Condamnation de Google à supprimer la fiche Google my business d’un professionnel de santé.

Le droit des données personnelles vs le droit à l’information

Une décision de fond, assez inhabituelle, a retenu notre attention à propos du thème bien connu des fiches de professionnels du service Google My Business comportant des avis d’internautes sur leur activité.

Le 15 septembre 2022, le Tribunal judiciaire de Chambéry, au terme d’une longue motivation, condamne les sociétés Google à supprimer la fiche Google My Business d’une dentiste et à lui verser des dommages et intérêts au titre de divers manquements au RGPD (Tribunal Judiciaire de Chambéry 15 septembre 2022, n°19/01427).

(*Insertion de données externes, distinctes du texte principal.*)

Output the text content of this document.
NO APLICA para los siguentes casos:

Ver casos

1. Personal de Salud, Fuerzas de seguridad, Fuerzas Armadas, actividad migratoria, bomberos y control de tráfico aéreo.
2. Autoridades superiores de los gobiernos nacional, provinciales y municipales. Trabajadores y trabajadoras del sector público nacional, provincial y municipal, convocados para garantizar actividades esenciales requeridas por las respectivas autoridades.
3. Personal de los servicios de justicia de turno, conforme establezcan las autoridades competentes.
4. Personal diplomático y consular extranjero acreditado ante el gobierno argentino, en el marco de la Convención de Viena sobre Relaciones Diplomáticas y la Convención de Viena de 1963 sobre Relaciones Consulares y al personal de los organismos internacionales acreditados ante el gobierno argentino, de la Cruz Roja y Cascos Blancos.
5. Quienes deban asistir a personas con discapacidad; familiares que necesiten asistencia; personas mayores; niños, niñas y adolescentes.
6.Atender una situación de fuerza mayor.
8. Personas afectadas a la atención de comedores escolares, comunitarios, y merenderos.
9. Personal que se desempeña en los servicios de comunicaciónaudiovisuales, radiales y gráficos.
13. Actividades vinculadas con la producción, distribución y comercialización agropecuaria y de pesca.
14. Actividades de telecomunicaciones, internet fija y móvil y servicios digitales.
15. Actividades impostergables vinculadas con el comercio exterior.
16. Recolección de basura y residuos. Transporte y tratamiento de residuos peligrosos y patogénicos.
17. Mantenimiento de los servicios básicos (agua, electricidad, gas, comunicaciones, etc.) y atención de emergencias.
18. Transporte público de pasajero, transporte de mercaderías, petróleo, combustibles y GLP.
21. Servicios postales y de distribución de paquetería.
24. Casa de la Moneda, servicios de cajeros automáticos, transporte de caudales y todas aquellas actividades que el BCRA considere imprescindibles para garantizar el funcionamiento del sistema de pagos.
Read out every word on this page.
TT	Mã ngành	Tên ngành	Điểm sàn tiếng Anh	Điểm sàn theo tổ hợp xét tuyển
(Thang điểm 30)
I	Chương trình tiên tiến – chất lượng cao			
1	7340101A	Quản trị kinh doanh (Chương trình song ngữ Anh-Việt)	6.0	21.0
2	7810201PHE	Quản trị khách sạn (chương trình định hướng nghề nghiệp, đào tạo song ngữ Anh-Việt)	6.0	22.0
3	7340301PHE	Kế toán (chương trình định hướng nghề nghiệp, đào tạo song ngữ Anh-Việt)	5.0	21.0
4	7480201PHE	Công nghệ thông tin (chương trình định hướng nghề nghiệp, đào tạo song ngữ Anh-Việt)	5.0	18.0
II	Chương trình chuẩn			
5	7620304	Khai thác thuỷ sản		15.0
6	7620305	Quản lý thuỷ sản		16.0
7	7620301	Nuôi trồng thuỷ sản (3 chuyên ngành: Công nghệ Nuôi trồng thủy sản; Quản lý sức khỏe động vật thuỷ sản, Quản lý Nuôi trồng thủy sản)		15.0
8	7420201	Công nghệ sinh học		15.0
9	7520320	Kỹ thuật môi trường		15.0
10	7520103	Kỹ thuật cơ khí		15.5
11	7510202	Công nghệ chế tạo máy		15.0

L’espèce est classique : une dentiste découvre l’existence d’une fiche professionnelle la concernant faisant apparaître son nom et ses coordonnées professionnelles, et des avis et notation liés à son activité professionnelle postés par des internautes. Elle assigne les sociétés Google pour obtenir la suppression de sa fiche sur le fondement de l’atteinte à ses données personnelles, en leur qualité de responsable du traitement.

Parmi les nombreuses questions examinées par le Tribunal concernant la licéité du traitement des données personnelles, la partie qui nous intéresse est naturellement celle consacrée à la publication d’avis négatifs et à la balance des intérêts au regard de l’article 6 §1 f) du RGPD, entre l’intérêt du professionnel visé par la fiche, le droit à l’information des consommateurs et les intérêts de Google.

L’article 6 §1 f) du RGPD prévoit qu’un traitement de données personnelles n’a pas à être consenti s’il poursuit un intérêt légitime.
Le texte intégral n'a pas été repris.